A vidinha de Amaro não tinha qualquer novidade. Passava os dias dentro de casa. Ia ao quintal, corria atrás das galinhas e depois ficava sentado numa cadeira debaixo de uma mangueira tentando pegar mosquitos no ar.
Precisava de acompanhamento para ir ao banheiro, pra se lavar, pra se vestir e pra comer.
Algumas vezes foi levado à praia pela família para colocar os pés sob as espumas das ondas do mar. Mas Amaro nunca saiu de Ubatuba. Não teve amigos. Nunca namorou e nem experimentou o corpo de uma mulher. Nasceu daquele jeito e ponto final.
Às vezes ficamos sem entender, porque há vidas assim. Porque Deus permite existências cheias de privações. Isto nos faz refletir sobre as graças que recebemos. E também nos faz pensar sobre os destinos. Há por detrás dos destinos, um mistério. E cada um tem o seu que é intransferível.

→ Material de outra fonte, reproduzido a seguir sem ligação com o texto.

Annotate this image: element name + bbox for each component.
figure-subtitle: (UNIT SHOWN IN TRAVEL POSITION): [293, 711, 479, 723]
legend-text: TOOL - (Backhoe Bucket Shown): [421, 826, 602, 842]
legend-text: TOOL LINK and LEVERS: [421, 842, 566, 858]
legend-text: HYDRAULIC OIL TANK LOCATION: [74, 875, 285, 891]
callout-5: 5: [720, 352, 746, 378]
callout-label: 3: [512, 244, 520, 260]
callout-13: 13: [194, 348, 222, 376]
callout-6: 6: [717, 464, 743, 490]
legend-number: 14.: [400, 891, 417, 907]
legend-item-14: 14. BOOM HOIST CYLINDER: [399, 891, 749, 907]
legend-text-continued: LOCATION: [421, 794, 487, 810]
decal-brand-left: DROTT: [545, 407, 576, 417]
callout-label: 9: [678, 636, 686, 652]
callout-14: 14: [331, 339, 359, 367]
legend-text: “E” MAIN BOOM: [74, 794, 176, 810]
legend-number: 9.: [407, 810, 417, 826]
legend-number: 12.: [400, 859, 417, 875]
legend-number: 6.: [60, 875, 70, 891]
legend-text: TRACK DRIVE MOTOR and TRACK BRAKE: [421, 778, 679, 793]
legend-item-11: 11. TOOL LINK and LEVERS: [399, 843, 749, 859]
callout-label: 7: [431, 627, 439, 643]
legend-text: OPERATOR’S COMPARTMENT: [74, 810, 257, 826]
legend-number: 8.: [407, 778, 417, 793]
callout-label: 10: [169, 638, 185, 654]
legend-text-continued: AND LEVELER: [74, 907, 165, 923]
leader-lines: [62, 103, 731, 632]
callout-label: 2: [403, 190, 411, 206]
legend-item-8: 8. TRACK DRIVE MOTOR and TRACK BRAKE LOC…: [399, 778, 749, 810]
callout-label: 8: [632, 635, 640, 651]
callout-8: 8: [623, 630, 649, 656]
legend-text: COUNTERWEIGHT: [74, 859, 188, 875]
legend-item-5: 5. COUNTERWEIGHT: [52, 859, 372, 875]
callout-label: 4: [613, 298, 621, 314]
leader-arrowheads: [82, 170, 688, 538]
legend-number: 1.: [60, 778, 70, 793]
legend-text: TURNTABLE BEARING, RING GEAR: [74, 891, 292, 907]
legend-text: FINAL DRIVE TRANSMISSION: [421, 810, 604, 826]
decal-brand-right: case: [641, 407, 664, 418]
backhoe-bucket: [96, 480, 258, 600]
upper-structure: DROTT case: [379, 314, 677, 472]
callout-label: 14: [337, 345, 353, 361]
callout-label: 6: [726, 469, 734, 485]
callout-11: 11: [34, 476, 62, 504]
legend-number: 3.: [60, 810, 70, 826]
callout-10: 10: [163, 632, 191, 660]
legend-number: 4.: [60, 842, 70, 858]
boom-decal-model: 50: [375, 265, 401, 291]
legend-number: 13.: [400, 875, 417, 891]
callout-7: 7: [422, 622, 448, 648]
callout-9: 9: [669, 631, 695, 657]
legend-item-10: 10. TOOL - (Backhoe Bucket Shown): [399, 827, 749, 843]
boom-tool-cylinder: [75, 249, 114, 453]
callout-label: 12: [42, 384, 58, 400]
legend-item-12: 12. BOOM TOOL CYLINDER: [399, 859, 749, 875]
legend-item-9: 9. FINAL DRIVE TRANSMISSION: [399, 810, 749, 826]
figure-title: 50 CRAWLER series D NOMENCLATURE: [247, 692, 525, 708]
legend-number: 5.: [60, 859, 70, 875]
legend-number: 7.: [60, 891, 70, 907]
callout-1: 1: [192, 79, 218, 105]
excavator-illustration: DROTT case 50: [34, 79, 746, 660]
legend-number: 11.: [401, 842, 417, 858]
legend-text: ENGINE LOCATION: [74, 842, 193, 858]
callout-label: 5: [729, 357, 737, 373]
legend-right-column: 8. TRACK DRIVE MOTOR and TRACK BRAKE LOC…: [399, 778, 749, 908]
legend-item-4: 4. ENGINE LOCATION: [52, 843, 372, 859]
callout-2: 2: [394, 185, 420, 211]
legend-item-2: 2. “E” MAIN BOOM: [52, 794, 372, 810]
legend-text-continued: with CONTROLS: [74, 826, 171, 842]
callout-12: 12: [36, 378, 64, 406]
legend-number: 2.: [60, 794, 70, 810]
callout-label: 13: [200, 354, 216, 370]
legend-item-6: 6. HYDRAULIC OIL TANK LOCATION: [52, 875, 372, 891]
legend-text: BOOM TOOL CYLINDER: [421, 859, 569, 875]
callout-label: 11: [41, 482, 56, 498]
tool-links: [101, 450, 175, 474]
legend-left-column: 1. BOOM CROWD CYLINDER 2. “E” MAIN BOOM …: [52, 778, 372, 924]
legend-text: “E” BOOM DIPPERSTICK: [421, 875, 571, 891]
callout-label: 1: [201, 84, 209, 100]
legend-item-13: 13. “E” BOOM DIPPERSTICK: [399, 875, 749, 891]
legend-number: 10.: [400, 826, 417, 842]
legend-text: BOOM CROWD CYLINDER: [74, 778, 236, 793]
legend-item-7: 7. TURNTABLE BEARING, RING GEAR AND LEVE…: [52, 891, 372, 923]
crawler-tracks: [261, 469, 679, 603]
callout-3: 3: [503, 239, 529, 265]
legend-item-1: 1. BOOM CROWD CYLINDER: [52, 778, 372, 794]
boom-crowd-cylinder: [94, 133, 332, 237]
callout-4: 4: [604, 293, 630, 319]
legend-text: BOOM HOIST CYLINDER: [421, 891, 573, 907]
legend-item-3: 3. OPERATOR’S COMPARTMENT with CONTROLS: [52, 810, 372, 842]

O batente da janela tinha marcas dos cotovelos de Amaro. Depois de um dia quente, após o jantar, ele colocava os cotovelos sobre a madeira e fazia um discurso desprovido de lógica e concatenação para os ouvidos normais.
Amaro xingava. Soltava impropérios. Mexia com quem passava na rua. Não falava coisa com coisa. Estabelecia monólogos. Tornava a xingar. Parecia agressivo.
Quem o conhecia não dava bola. Passava quieto. Fazia parte da rotina da cidade. Amaro ficava horas na janela. Depois de muito esbravejar, estava apaziguado e a sua mãe o colocava para dormir antes das 9 horas da noite.
Naquela hora, na antiga Ubatuba dos caiçaras, o mar bramia e soprava sobre a cidade silenciosa sem os ruídos dos automóveis e da civilização. E sobre o mar, as estrelas piscavam no imenso céu escuro.
Naquela hora, Amaro simplesmente dormia o tranquilo sono das crianças e dos anjos.